Parmi les alternatives envisagées figurent des accords intégrant des mesures sur les titres-restaurant, le budget ASC, ainsi que la répartition des cotisations entre la part salariale et patronale sur les régimes de prévoyance et de retraite…
Il est également à noter que l'année prochaine, la prime de partage de la valeur pourrait perdre de son attrait. En effet, ces bonus seront soumis à l'impôt sur le revenu et à la CSG/CRDS pour les employés travaillant dans des entreprises de plus de 50 salariés, conformément à la loi du 29 novembre 2023.
Cependant, il n'est pas certain que les partenaires sociaux apprécient l'idée d'un package salarial regroupant l'ensemble des composantes de la rémunération. Pour eux, la revalorisation du salaire de base grâce aux augmentations générales et individuelles demeure « la clef de voûte d'un accord signé ». À suivre…

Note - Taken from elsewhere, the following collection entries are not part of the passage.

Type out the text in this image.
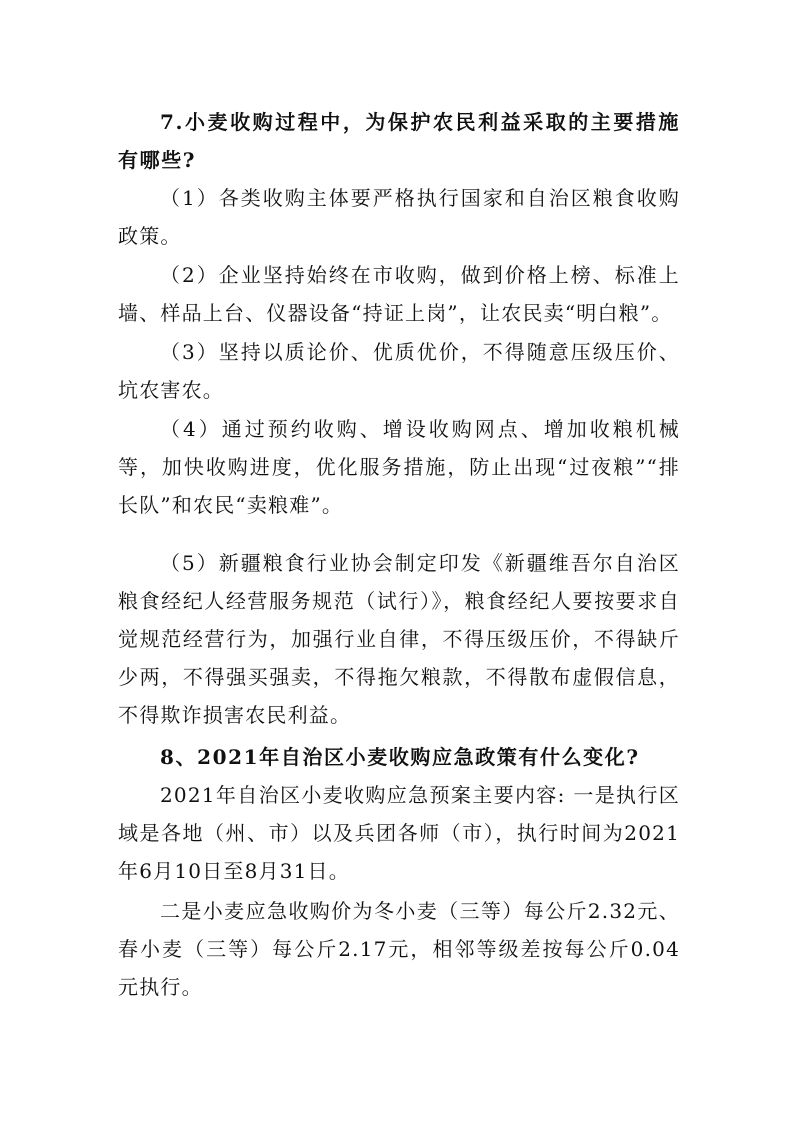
7.小麦收购过程中，为保护农民利益采取的主要措施有哪些?

（1）各类收购主体要严格执行国家和自治区粮食收购政策。

（2）企业坚持始终在市收购，做到价格上榜、标准上墙、样品上台、仪器设备“持证上岗”，让农民卖“明白粮”。

（3）坚持以质论价、优质优价，不得随意压级压价、坑农害农。

（4）通过预约收购、增设收购网点、增加收粮机械等，加快收购进度，优化服务措施，防止出现“过夜粮”“排长队”和农民“卖粮难”。

（5）新疆粮食行业协会制定印发《新疆维吾尔自治区粮食经纪人经营服务规范（试行）》，粮食经纪人要按要求自觉规范经营行为，加强行业自律，不得压级压价，不得缺斤少两，不得强买强卖，不得拖欠粮款，不得散布虚假信息，不得欺诈损害农民利益。

8、2021年自治区小麦收购应急政策有什么变化?

2021年自治区小麦收购应急预案主要内容: 一是执行区域是各地（州、市）以及兵团各师（市），执行时间为2021年6月10日至8月31日。

二是小麦应急收购价为冬小麦（三等）每公斤2.32元、春小麦（三等）每公斤2.17元，相邻等级差按每公斤0.04元执行。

NAO 2024 : tableau récapitulatif
Types d'augmentations | Générales (86% des accords), Individuelles (50%) |
Sujets abordés dans les négociations | - Prime de partage de la valeur (5%) |
- Suppléments d'intéressement ou de participation (11%) | |
- Mesures pour l'égalité hommes/femmes (63%) | |
- Mesures pour la mobilité durable (13%) | |
Tendance des augmentations en 2023 | - Augmentations générales préférées (90% des accords) |
- Prime de partage de la valeur moins populaire (5%) | |
- Suppléments de participation ou d'intéressement (10%) | |
Mobilité durable | Peu abordée, seulement 11% des accords en 2023 |
Prévisions pour 2024 | - Prévisions de budgets d'augmentation entre 3,5% et 4% |
- Augmentations individuelles plus importantes si l'inflation diminue | |
- Trouver des équilibres entre pouvoir d'achat et compétitivité | |
Recommandations pour 2024 | - Créativité nécessaire pour parvenir à des accords |
- Utilisation de packages salariaux avec des mesures complémentaires | |
- Prime de partage de la valeur moins attractive en raison de l'imposition | |
Réflexion sur les accords | - Package salarial peut être envisagé, mais revalorisation du salaire de base reste cruciale |
- Accord sur la reconnaissance et la performance des salariés |
Ainsi, la NAO 2024 s'annonce comme une période de changement et de défis pour les négociations salariales en France. Entre les nouvelles tendances émergentes, les disparités sectorielles et les défis économiques, les acteurs des négociations devront trouver des points d'équilibre pour assurer la stabilité du dialogue social et la satisfaction des salariés. La créativité et l'innovation dans les packages salariaux pourraient être la clef pour répondre aux enjeux complexes de 2024.